The distinctive smell of gasoline hit me as soon as I opened the garage door, and with a sigh I noted that within the increasingly cramped quarters the one gallon container I use for my lawnmower's supply was tipped over. Well, a couple of days with the door open would get rid of that, right? It's not like it all spilled onto, say, my hockey bag.
Not all of it.
Our goalie had discovered he needed to check into his vacation spot today as opposed to tomorrow, so my career was going to start 5 nights earlier than planned. I was nervous but excited, and by the time I'd gotten into my pads (only one redo) I was pumped to be out there, although maybe part of that was being high from huffing fumes. Despite the best efforts of Febreze I still smelled like the inside of a carburetor because, as Lola put it, 'You can take the goalie out of the junkyard but you can't take the junkyard out of the goalie.' So, reeking of boneyard cologne, I headed out to do battle. I even remembered to stretch a little while the zamboni cut the ice.
We lost 24-1. By the end of the second period we switched from a puck to a beach ball and they covered me with double-sided tape but I still couldn't stop anything. To keep it from getting any worse the other team used 3rd graders in the last period but they still lit me up . . . these were my fears about how it was going to go. I was worried about whiffing on a soft dump-in from center ice, or an easy wrister, my teammates looking down at the ice as they muttered about missing Game of Thrones for this. By some miracle, none of that happened. Aided by my team playing tenacious D, I craned my neck around to see that 7 minutes in the score was still 0-0. What? Shut-out hockey during my first game! Amazing! Remarkable!
They scored on me 14 seconds later. It was a breakaway, as they learned my ability to butterfly was a questionable thing at best. At the 13 minute mark I gave up one of the ones I'd want back, a low wrister on a partial breakaway that I should have dropped or butterflied on instead of letting it take me short side. Off the faceoff they dumped, chased, and fired a pass from behind the net that a better goalie would have kept from going to the open guy cruising the slot. We got one back before the buzzer, so at the end of one period it was 3-1. Not terrible. I could handle averaging this and keeping it from double digits.
Note: my recollection of when and how these goals scored is sketchy at best and possibly made to look much more competent than I really was. It probably looked really impressive when I'd let a shot from the point whiz by wide without flinching, but more often than not it was because I didn't react in time. I'm old and inexperienced. At the after-game beer stop one of the guys said he'd graduated high school in 2003. 2003. I almost hit him with my cane.
There was another long stretch of me not coughing up a goal in the second, for whatever reason. I managed to stop a breakaway before the guy decided that if the puck wasn't going to go in he and I should instead. The bubble burst at the 7 minute mark - again - when I made a decent save by butterflying - I know, right? - and then just looked at the rebound sitting about five feet in front of me as if I'd just propositioned it and was waiting to see if it was going to go home with me. Someone on the other team played the role of stalker ex-boyfriend and took it away from me. Goal. Let the deluge start.

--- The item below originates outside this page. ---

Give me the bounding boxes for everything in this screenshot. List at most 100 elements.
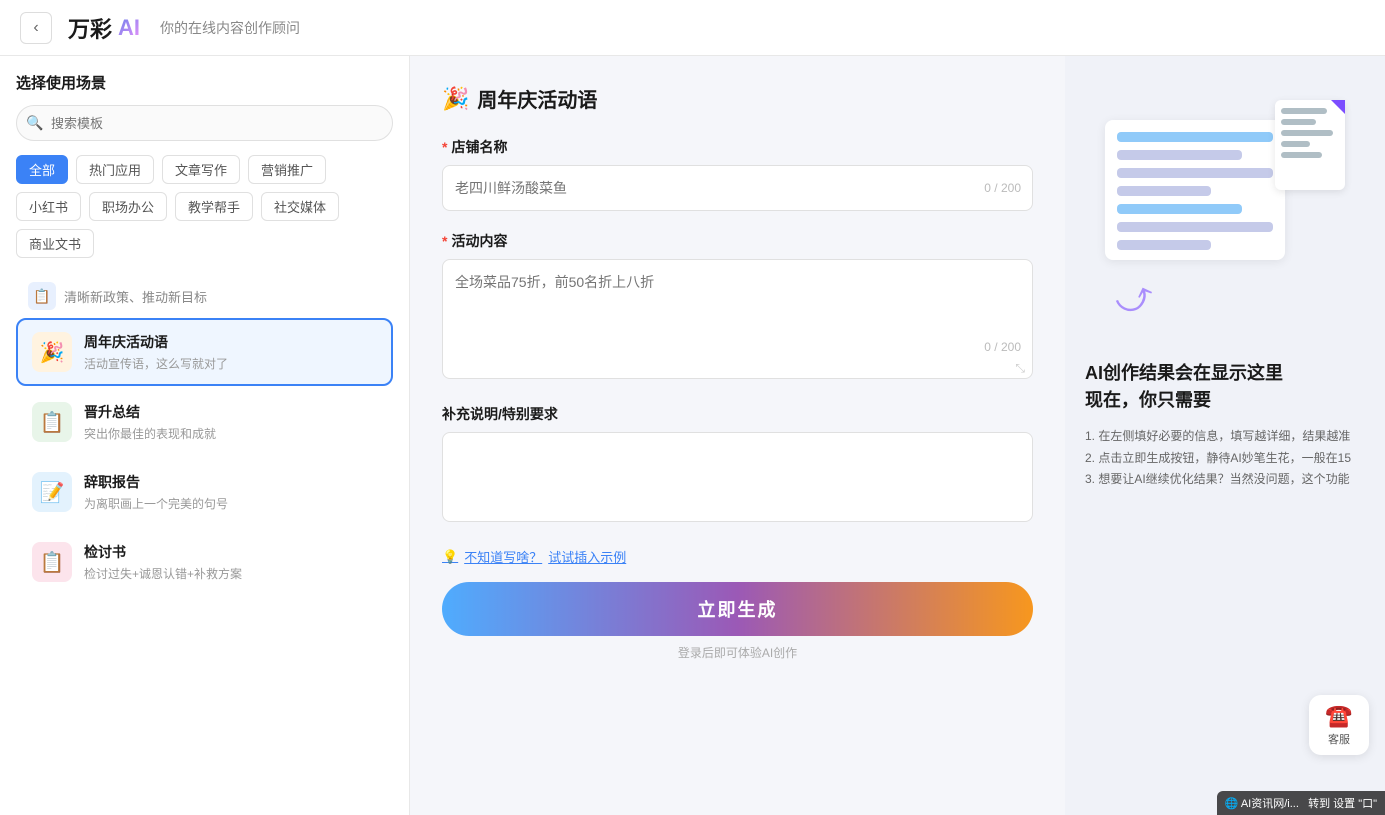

But it didn't. We (it's we, believe me. My teammates blocked a lot of shots) played well, even when we were pressuring them in their zone and I was freaking right the hell out because we only had 4 skaters on the ice but nobody could hear me yelling because it was the second period and the bench was far away. My stupid tennis elbow made it difficult to smack my stick on the ice. Ye gods, I'm a mess.

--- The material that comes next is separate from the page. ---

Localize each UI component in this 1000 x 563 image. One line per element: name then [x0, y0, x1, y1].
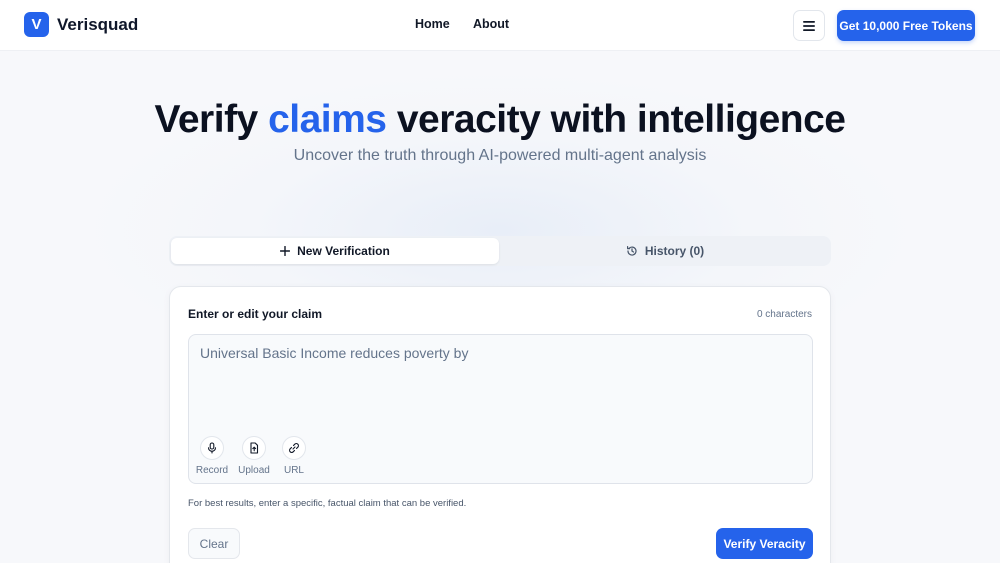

The 3rd period featured more goals via breakaway, which I would definitely classify as an issue and great news considering the team we're playing Thursday is supposed to be a bunch of cocky jerkweed kids who skate like the wind, but whatever. As the final seconds wound down and flat-out oceans of sweat drained down my face one of their players zoomed in on a breakaway (they never let up. with 2 minutes left they had 3 forecheckers deep, and with a minute left one jerk was hanging on our blueline. It's okay if that sounds like gibberish. Just say 'okay hockey yah' and read on). I'd stopped him earlier and I really don't know what happened this time - I want to say I pokechecked as he shot, but I have no idea - but the puck deflected over the net as time expired. Behind me, the final score read 6-1. A goals-against average of 6 isn't going to land me in the Garden anytime soon, but . . . I have friends who are wonderful singers, skilled illustrators, amazing writers. The feeling I got when I made a kick save off the end of my toe (so what if it was probably going wide they can't see that from the bench shut up), or took a hard slap shot off my stick and deflected it into the corner, or snapped a shot out of the air with my glove, it has to be what it feels like for them to hit that difficult note and nail it, or sketch Lady MacBeth and be able to see that mixture of ambition and insanity on the page in her eyes, or cranking out a phrase that you know is going to resonate with the reader. Or maybe not. Those are things that last, while this game is in the books, soon to be forgotten by most. But not by me, not just yet.